Investors should ask for consistent, audited disclosures as a condition of engagement rather than relying only on glossy pledges. When firms are silent, investors can insist on material climate and nature metrics through shareholder resolutions, private engagement or by favouring managers who demand transparency. Research and legal briefs warn that both under- and over-communication have costs; the right response is consistent, verifiable disclosure.
Journalists and civil society should keep detailed watchlists — not to shame companies unfairly, but to ensure that progress (or lack of it) is visible. Investigative reporting has shown that public scrutiny forces companies to clarify or improve their claims; when scrutiny disappears, so does incentive. InsideClimate News and other outlets that have documented greenhushing stress the need for continued reporting even as public-facing corporate language shifts.
For citizens and customers: demand evidence, not slogans. Ask brands for measurable outcomes: how much did emissions fall last year? Which suppliers were audited? How much was invested in low-carbon projects? Use independent disclosure databases where possible. The mix of growing CDP disclosures alongside pockets of silence means consumers who ask for data can still make informed choices — and their questions matter.
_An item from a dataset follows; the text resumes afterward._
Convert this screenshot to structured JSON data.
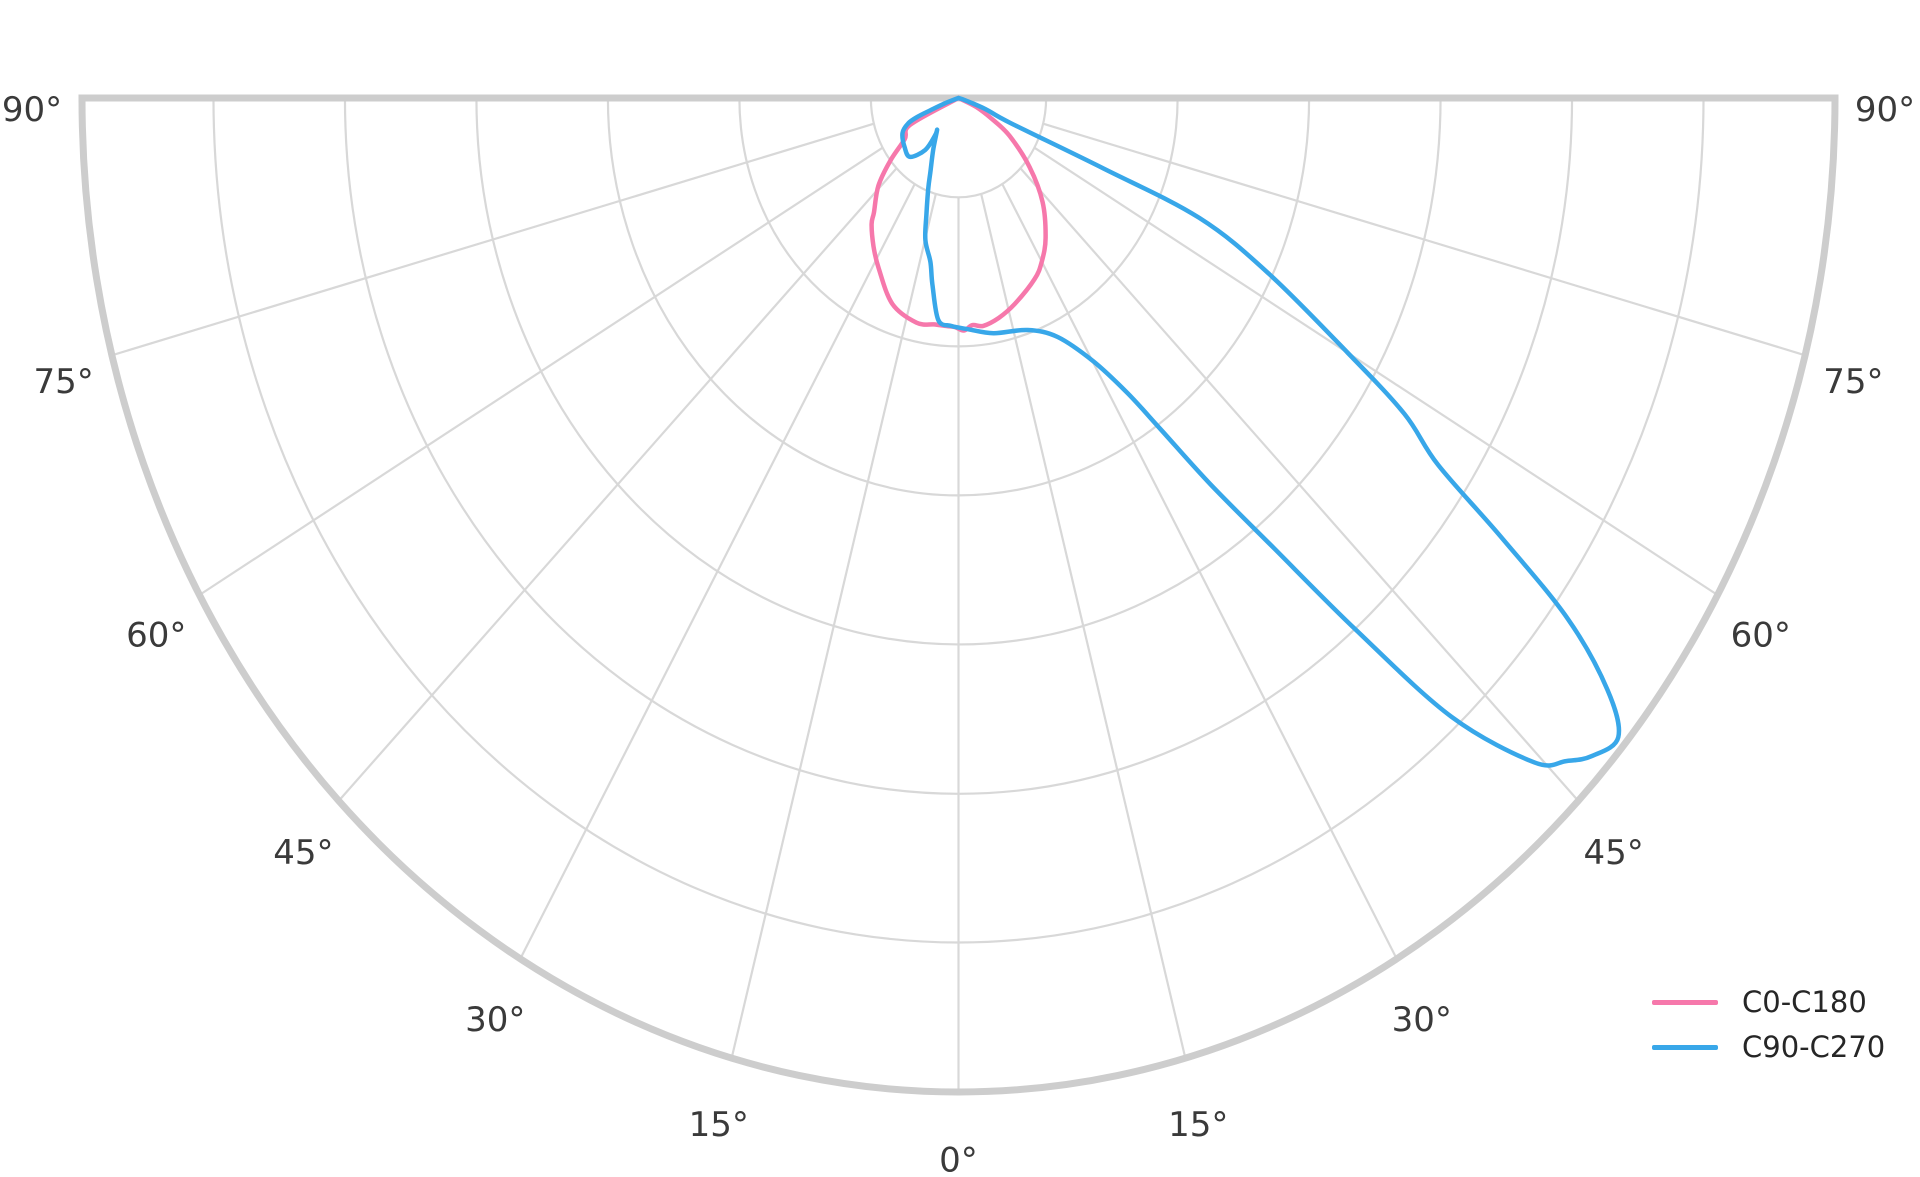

Finally, regulators and standards bodies should continue to tighten rules about environmental claims while making clear safe pathways for companies to report progress without unreasonable legal exposure for honest statements. The rising volume of greenwashing complaints has created a chilling effect; smart policy will reduce the incentives to hide information by clarifying what counts as lawful, substantiated disclosure. Recent regulatory moves on labelling and fund names in financial markets show how policy can reshape corporate language — and why companies fear getting it wrong.
Conclusion
Greenhushing is a sign of an awkward moment: sustainability matters more than ever, but political fights and tougher legal scrutiny have companies rethinking how much they say publicly. Hiding progress does not make the climate or local communities better off. Real change needs both action and honest communication: publish what you can prove, explain what you cannot, and let independent disclosure and civil scrutiny sharpen the rest. If companies, investors, journalists and citizens follow that simple rule, we get less spin, more accountability, and a better chance of turning pledges into results.